İnsanın en kötü özelliği, şan ve şöhret peşinde koşmasıdır. Ancak onun yüceliğinin en büyük kanıtı da yine budur. Zira insan yeryüzünde ne kadar mala, mülke ve şöhrete erişirse erişsin, hem cinslerinin itibarını kazanmadıkça mutlu olamaz. İnsanın insan aklına itimadı o kadar büyüktür ki, yaşadığı evrende sahip olduğu değerler ne kadar çok olursa olsun, diğer insanların kafasında avantajlı bir konuma gelmemişse hayatından memnun olmaz.
İnsana bu açıdan bakıldığında anlamak çok zordur. Çünkü yücelebilmek için omuzlarına basa basa yükseldiği insanların değerlendirmesi olmadan, kendisine çoğu bir anlam bile veremez. Ne kadar acı bir olay, insanın horladığı aşağıladığı, hayvandan daha aşağı düzeyde gördüğü, insanların nezdinde beğeni ve itibar kazanmak istemesi…

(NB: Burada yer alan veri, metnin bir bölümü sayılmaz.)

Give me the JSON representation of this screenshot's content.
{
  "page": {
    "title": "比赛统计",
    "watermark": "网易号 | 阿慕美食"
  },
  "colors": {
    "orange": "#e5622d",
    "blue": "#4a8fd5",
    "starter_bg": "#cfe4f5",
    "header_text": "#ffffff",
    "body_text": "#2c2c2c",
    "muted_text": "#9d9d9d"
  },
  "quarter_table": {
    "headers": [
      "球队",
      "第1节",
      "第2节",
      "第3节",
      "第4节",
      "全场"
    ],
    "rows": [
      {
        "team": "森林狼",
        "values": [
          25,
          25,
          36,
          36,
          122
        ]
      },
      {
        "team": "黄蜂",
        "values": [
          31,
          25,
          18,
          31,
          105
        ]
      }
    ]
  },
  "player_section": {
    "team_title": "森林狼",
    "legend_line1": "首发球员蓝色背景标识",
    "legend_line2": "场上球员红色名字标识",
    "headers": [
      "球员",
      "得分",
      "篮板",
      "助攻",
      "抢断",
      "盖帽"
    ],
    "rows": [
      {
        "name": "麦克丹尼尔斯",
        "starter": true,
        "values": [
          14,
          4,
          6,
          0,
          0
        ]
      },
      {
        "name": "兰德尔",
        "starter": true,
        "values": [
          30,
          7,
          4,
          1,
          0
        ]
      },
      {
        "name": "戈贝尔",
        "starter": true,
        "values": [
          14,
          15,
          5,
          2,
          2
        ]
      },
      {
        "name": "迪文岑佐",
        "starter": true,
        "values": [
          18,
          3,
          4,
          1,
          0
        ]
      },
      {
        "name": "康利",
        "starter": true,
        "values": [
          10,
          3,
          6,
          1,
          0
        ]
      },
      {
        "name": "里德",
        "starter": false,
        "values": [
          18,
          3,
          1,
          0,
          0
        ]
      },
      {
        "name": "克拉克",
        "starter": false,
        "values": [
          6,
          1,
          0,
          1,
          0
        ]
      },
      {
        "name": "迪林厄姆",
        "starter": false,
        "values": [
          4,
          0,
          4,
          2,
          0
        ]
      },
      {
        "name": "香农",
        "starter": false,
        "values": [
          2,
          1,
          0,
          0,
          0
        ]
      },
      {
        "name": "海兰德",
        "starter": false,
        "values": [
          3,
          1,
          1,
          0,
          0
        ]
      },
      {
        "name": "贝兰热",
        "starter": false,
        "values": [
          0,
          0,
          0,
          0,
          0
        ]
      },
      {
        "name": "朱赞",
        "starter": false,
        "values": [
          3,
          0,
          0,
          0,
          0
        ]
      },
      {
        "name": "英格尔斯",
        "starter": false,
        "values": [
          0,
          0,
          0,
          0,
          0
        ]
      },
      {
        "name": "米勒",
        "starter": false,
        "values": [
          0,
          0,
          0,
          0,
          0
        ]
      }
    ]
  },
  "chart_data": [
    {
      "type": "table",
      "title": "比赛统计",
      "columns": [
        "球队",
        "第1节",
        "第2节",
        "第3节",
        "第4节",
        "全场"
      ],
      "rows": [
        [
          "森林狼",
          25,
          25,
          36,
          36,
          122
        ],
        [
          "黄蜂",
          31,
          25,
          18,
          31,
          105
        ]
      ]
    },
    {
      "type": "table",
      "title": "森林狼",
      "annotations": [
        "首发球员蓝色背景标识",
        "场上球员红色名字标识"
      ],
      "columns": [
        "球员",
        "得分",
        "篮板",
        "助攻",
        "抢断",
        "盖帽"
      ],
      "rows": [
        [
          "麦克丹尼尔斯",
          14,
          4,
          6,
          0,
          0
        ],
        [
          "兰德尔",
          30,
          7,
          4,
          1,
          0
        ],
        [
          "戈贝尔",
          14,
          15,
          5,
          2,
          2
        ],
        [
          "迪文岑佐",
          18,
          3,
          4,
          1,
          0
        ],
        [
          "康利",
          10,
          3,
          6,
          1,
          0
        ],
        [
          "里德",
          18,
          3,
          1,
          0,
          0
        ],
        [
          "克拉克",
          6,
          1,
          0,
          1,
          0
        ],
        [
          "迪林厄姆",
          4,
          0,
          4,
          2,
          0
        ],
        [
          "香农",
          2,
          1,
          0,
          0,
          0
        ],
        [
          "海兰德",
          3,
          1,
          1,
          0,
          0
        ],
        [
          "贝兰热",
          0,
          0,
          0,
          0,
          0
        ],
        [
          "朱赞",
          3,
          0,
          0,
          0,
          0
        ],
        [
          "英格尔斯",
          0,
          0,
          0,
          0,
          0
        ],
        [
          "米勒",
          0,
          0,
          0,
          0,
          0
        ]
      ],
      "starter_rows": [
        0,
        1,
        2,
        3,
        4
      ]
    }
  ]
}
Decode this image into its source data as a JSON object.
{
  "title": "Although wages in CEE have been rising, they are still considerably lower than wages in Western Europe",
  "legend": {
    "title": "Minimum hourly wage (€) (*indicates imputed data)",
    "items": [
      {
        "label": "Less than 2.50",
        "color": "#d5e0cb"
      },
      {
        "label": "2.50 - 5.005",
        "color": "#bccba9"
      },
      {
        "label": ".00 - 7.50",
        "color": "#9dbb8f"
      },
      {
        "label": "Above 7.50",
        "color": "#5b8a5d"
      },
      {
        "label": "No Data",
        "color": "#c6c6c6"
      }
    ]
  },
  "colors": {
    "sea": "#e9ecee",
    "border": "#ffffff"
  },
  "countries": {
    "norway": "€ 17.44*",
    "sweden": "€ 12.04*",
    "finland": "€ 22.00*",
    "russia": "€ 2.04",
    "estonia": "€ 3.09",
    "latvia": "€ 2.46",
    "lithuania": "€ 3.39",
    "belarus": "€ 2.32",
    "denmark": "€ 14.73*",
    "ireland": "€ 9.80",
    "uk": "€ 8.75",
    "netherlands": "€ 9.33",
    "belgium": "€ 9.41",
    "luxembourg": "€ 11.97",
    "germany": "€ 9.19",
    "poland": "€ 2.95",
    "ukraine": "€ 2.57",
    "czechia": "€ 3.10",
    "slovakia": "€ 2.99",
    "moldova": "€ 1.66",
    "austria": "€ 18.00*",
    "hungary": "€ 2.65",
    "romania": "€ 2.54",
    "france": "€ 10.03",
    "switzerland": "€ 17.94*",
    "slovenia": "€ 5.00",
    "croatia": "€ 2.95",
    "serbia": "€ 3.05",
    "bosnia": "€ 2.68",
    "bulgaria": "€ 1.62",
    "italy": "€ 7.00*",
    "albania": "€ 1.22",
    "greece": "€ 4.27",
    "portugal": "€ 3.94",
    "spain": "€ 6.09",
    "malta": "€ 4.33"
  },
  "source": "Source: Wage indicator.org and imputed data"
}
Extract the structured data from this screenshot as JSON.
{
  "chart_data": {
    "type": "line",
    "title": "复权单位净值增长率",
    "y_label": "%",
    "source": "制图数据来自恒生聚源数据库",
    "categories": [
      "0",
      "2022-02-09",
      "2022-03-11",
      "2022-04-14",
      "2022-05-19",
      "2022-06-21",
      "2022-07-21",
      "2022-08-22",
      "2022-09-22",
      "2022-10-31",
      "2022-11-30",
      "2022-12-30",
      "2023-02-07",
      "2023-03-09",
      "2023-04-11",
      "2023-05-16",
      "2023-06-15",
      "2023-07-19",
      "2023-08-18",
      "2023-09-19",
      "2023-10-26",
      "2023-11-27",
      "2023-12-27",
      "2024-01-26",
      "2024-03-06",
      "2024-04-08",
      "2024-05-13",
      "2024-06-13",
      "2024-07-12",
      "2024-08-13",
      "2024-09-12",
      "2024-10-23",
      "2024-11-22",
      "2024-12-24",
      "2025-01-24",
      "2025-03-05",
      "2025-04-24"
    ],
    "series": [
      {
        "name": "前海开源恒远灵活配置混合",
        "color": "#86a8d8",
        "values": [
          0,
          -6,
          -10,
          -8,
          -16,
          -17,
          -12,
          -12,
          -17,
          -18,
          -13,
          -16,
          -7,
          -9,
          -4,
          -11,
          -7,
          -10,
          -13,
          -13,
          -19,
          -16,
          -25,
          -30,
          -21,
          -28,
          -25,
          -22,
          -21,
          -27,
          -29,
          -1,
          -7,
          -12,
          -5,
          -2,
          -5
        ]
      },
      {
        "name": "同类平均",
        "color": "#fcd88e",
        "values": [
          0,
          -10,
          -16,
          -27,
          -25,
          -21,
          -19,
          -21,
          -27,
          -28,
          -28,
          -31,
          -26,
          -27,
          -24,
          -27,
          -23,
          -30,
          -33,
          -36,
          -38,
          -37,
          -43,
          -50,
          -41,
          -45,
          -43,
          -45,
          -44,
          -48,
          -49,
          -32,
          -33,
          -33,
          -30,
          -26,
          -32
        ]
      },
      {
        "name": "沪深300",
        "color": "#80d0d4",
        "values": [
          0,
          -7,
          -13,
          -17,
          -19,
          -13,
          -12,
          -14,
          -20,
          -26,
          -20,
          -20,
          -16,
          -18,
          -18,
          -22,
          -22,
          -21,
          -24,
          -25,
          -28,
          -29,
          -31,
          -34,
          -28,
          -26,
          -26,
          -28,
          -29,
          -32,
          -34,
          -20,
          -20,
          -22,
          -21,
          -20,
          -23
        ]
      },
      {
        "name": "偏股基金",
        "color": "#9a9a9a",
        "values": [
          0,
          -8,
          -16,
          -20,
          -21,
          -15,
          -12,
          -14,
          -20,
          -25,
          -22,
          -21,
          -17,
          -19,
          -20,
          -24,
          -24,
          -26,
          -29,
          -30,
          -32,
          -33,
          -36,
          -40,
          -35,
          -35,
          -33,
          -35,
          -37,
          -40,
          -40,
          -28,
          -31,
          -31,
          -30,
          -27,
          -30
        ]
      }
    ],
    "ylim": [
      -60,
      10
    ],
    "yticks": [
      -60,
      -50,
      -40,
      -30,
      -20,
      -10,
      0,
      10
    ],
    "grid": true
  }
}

Zavallı varlık şu insanın hali içler acısı, küçücük beyninin direktifleri, onu bu yalan dünyada oyalayıp avutmakta. Hayatını kazanma güdülerine kurban veren bu varlık, kurban verdiği hayatının bir anlam ifade edip etmediğini anlamak için de, sürekli hemcinslerinin gözündeki yerini kontrol edip durmaktadır. Bu kısır döngüsel bir yaşam için feda edilen zaman ve heder olan bir hayatı, bir daha geri getirmek imkânsız olduğuna göre, bu algılama tutarsızlığından kurtulmak gerekir.
İnsan, doğasından uzaklaştığı ve fıtratından koptuğu zaman bu çelişkili hayatın peşinden de kurtulamaz. O halde insan, fıtratının sesine kulak vermek zorundadır. Fıtrat, insanın yaratılış anında taşıdığı değerler bütünüdür. O değerler bütünün yerini, sonradan alacak her bir özellik, insanın doğal yaşam tarzını bozacaktır. Doğal yaşam tarzı bozulan insan, kendisini fıtratın taşıdığı özelliklerin ekranında değil de, başka ekranlarda kanıtlama savaşına girişecektir. Bu farklı ekranların insana kazandıracağı mutluluk tohumları, çimlenmeden yoksun olduğu için, insan daima değişik ortamlar arayacaktır; kendisini kanıtlamak için. Bu arayışlar arasında, bunalım felsefesine göre yazılmış bir senaryoda oyuncu olmak istemeyen varlıklar, hemen fıtratın sesine kulak verir ve aslına döner. Çünkü asıl olan tabii fıtratta, insan doğası vardır. İnsanın doğası, yaratıcıdan kopuk bir yaşamda, mutluluk filizlerinin gövermeyeceğini çok iyi bilir. Bilmekle yetinmeyip, yaratılan bir varlık olması nedeniyle, yaratılan gibi yaşar. Bir haydut gibi, doyumsuz sınırsız, arzu ve istekleri için, yaratılmışlar evreninde kanıtlanma ihtiyacı duymaz…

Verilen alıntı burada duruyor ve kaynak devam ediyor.